使用 writerow 在 python 错误中合并多个具有不同列的 csv 文件
Merge multiple csv files with different columns in python error with writerow
我有大量的 csv files/dataframes,它们太大而无法一起存储在内存中。但是,我注意到这些数据帧之间的列大小不同。我的专栏是 "ACGT"(DNA 序列)的排列。我按照 this question on how to write multiple csvs with different columns, however I get the following error: AttributeError: 'str' object has no attribute 'keys'. I found this question to address the error, however I am unsure where to edit the code to make the 'line' object a dictionary. I am also worried my csv files which have an index column without a header value may be messing up my code or the format of my fieldnames (str derived from permutations) may be an issue. If there is a way to concat multiple csv files with different in another language I am amendable to that however I have run into issues with this question as well 的说明进行操作。
import glob
import csv
import os
mydir = "test_csv/"
file_list = glob.glob(mydir + "/*.csv") # Include slash or it will search in the wrong directory!!
file_list
import itertools
fieldnames = []
for p in itertools.product('ACGT', repeat=8):
fieldnames.append("".join(p))
for filename in file_list:
with open(filename, "r", newline="") as f_in:
reader = csv.reader(f_in)
headers = next(reader)
with open("Outcombined.csv", "w", newline="") as f_out:
writer = csv.DictWriter(f_out, fieldnames=fieldnames)
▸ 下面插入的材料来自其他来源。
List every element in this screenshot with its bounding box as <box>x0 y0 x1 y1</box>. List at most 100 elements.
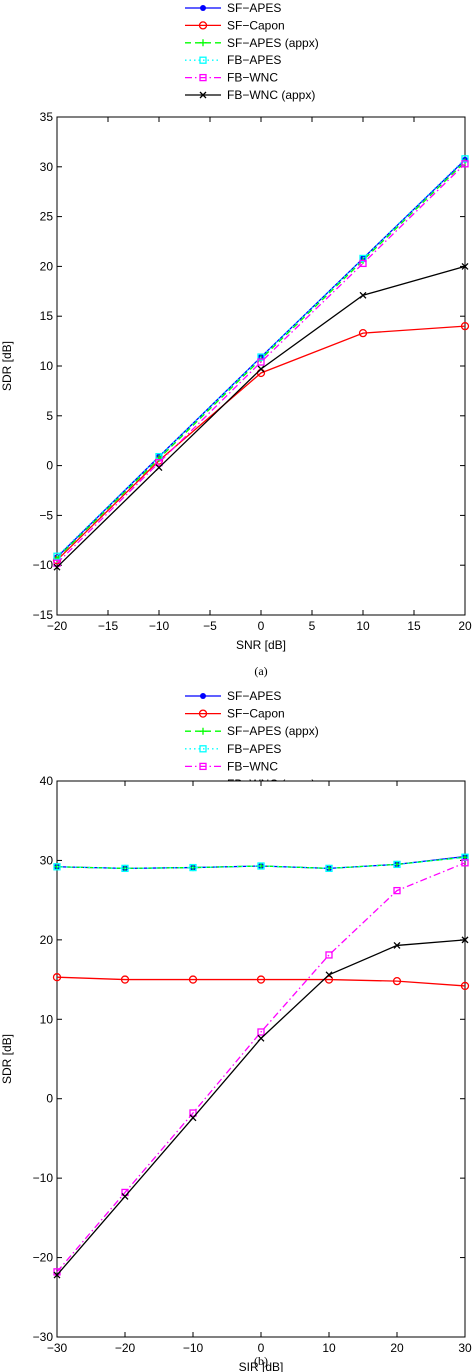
series <box>53 262 469 571</box>
data-point <box>155 464 163 472</box>
y-tick-label: 30 <box>40 160 54 174</box>
legend-label: FB−WNC <box>227 71 278 85</box>
data-point <box>359 259 367 268</box>
data-point <box>325 971 333 979</box>
data-point <box>392 977 402 986</box>
data-point <box>257 358 265 366</box>
data-point <box>460 322 470 331</box>
legend-marker <box>199 56 207 64</box>
data-point <box>257 1028 265 1036</box>
data-point <box>257 353 265 361</box>
x-tick-label: 15 <box>407 619 421 633</box>
legend-marker <box>200 5 206 11</box>
data-point <box>256 975 266 984</box>
x-tick-label: −10 <box>183 1341 204 1355</box>
legend-marker <box>199 39 207 47</box>
data-point <box>257 862 265 870</box>
y-tick-label: 5 <box>46 409 53 423</box>
y-tick-label: 20 <box>40 933 54 947</box>
y-tick-label: 30 <box>40 853 54 867</box>
data-point <box>461 155 469 163</box>
data-point <box>324 975 334 984</box>
y-tick-label: 10 <box>40 359 54 373</box>
series <box>53 936 469 1279</box>
y-tick-label: −20 <box>33 1251 54 1265</box>
legend-item: FB−WNC (appx) <box>185 88 315 102</box>
x-tick-label: −10 <box>149 619 170 633</box>
legend-marker <box>199 745 207 753</box>
y-tick-label: −10 <box>33 1171 54 1185</box>
y-tick-label: 15 <box>40 309 54 323</box>
legend-item: SF−APES <box>185 1 281 15</box>
data-point <box>359 254 367 263</box>
data-point <box>53 563 61 571</box>
data-point <box>52 973 62 982</box>
legend-item: SF−APES <box>185 689 281 703</box>
data-point <box>393 941 401 949</box>
data-point <box>53 559 61 567</box>
y-tick-label: 25 <box>40 210 54 224</box>
chart-a: SF−APES SF−Capon SF−APES (appx) FB−APES FB−W… <box>0 1 472 678</box>
data-point <box>53 1271 61 1279</box>
y-tick-label: 0 <box>46 1092 53 1106</box>
legend-item: FB−WNC <box>185 71 278 85</box>
data-point <box>155 458 163 467</box>
caption: (b) <box>254 1354 268 1368</box>
x-tick-label: 0 <box>258 619 265 633</box>
data-point <box>461 936 469 944</box>
data-point <box>121 1192 129 1200</box>
x-tick-label: 20 <box>458 619 472 633</box>
legend-label: SF−Capon <box>227 18 285 32</box>
legend-label: FB−WNC <box>227 759 278 773</box>
legend-label: SF−Capon <box>227 707 285 721</box>
series-line <box>56 856 466 870</box>
series-line <box>56 325 466 561</box>
series-line <box>56 163 466 564</box>
data-point <box>189 863 197 872</box>
data-point <box>359 291 367 299</box>
series <box>53 160 469 567</box>
y-tick-label: 40 <box>40 774 54 788</box>
legend-label: SF−APES <box>227 1 281 15</box>
x-tick-label: 10 <box>356 619 370 633</box>
data-point <box>393 860 401 869</box>
x-tick-label: −20 <box>47 619 68 633</box>
series-line <box>56 862 466 1273</box>
y-tick-label: 20 <box>40 259 54 273</box>
legend-marker <box>199 91 207 99</box>
x-tick-label: −30 <box>47 1341 68 1355</box>
legend-item: SF−Capon <box>185 707 285 721</box>
legend-label: FB−APES <box>227 742 281 756</box>
y-axis-label: SDR [dB] <box>0 341 14 391</box>
x-tick-label: 10 <box>322 1341 336 1355</box>
data-point <box>121 864 129 873</box>
data-point <box>257 1034 265 1042</box>
series <box>52 973 470 991</box>
x-axis-label: SNR [dB] <box>236 638 286 652</box>
data-point <box>460 981 470 991</box>
chart-b: SF−APES SF−Capon SF−APES (appx) FB−APES FB−W… <box>0 689 472 1372</box>
legend-marker <box>199 762 207 771</box>
series-line <box>56 158 466 557</box>
legend-marker <box>198 709 208 718</box>
x-tick-label: −20 <box>115 1341 136 1355</box>
data-point <box>53 863 61 871</box>
y-tick-label: −5 <box>39 508 53 522</box>
legend-item: FB−WNC <box>185 759 278 773</box>
legend-item: SF−APES (appx) <box>185 724 319 738</box>
data-point <box>188 975 198 984</box>
x-tick-label: 20 <box>390 1341 404 1355</box>
x-tick-label: −15 <box>98 619 119 633</box>
legend-marker <box>199 73 207 82</box>
y-tick-label: −10 <box>33 558 54 572</box>
data-point <box>325 864 333 873</box>
y-tick-label: 0 <box>46 459 53 473</box>
x-tick-label: 30 <box>458 1341 472 1355</box>
plot-area <box>56 116 466 616</box>
data-point <box>461 859 469 867</box>
data-point <box>53 552 61 560</box>
data-point <box>120 975 130 984</box>
legend-label: SF−APES (appx) <box>227 36 319 50</box>
legend-label: FB−WNC (appx) <box>227 88 315 102</box>
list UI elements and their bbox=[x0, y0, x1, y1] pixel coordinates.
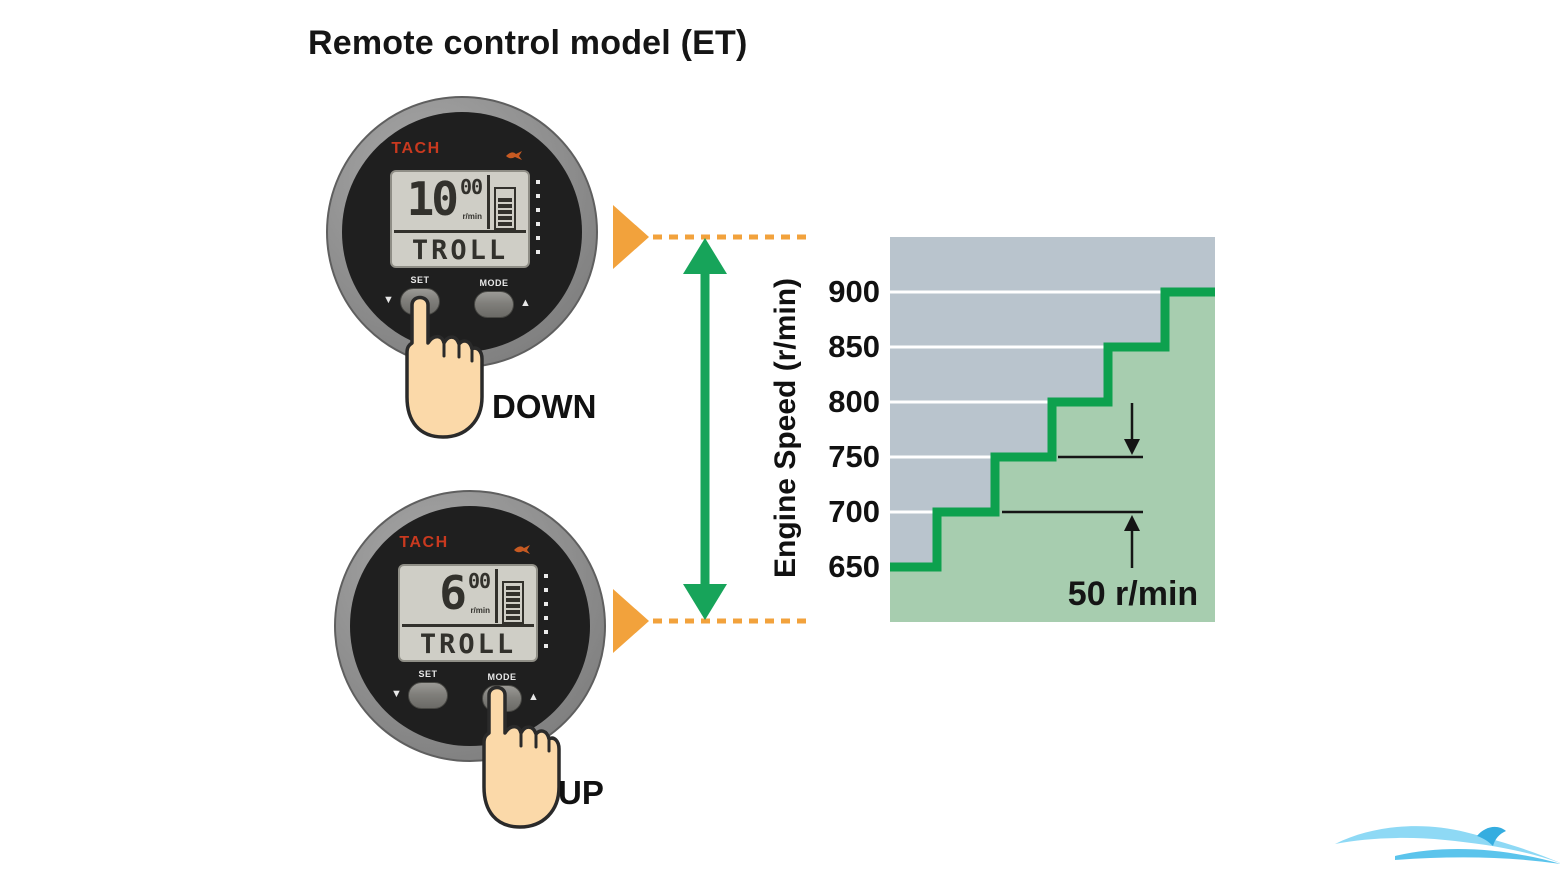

for filename in file_list:
with open(filename, "r", newline="") as f_in:
reader = csv.DictReader(f_in)
for line in headers:
writer.writerow(line)
你只需要写一次 header,所以在你的 file_list
循环之前写:
with open('Outcombined.csv','w',newline='') as f_out:
writer = csv.DictWriter(f_out,fieldnames=fieldnames)
writer.writeheader() # write header based on `fieldnames`
for filename in file_list:
with open(filename,'r',newline='') as f_in:
reader = csv.DictReader(f_in)
for line in reader:
writer.writerow(line)
DictWriter
将负责将值置于正确的 header 之下。
我有大量的 csv files/dataframes,它们太大而无法一起存储在内存中。但是,我注意到这些数据帧之间的列大小不同。我的专栏是 "ACGT"(DNA 序列)的排列。我按照 this question on how to write multiple csvs with different columns, however I get the following error: AttributeError: 'str' object has no attribute 'keys'. I found this question to address the error, however I am unsure where to edit the code to make the 'line' object a dictionary. I am also worried my csv files which have an index column without a header value may be messing up my code or the format of my fieldnames (str derived from permutations) may be an issue. If there is a way to concat multiple csv files with different in another language I am amendable to that however I have run into issues with this question as well 的说明进行操作。
import glob
import csv
import os
mydir = "test_csv/"
file_list = glob.glob(mydir + "/*.csv") # Include slash or it will search in the wrong directory!!
file_list
import itertools
fieldnames = []
for p in itertools.product('ACGT', repeat=8):
fieldnames.append("".join(p))
for filename in file_list:
with open(filename, "r", newline="") as f_in:
reader = csv.reader(f_in)
headers = next(reader)
with open("Outcombined.csv", "w", newline="") as f_out:
writer = csv.DictWriter(f_out, fieldnames=fieldnames)
for filename in file_list:
with open(filename, "r", newline="") as f_in:
reader = csv.DictReader(f_in)
for line in headers:
writer.writerow(line)
你只需要写一次 header,所以在你的 file_list
循环之前写:
with open('Outcombined.csv','w',newline='') as f_out:
writer = csv.DictWriter(f_out,fieldnames=fieldnames)
writer.writeheader() # write header based on `fieldnames`
for filename in file_list:
with open(filename,'r',newline='') as f_in:
reader = csv.DictReader(f_in)
for line in reader:
writer.writerow(line)
DictWriter
将负责将值置于正确的 header 之下。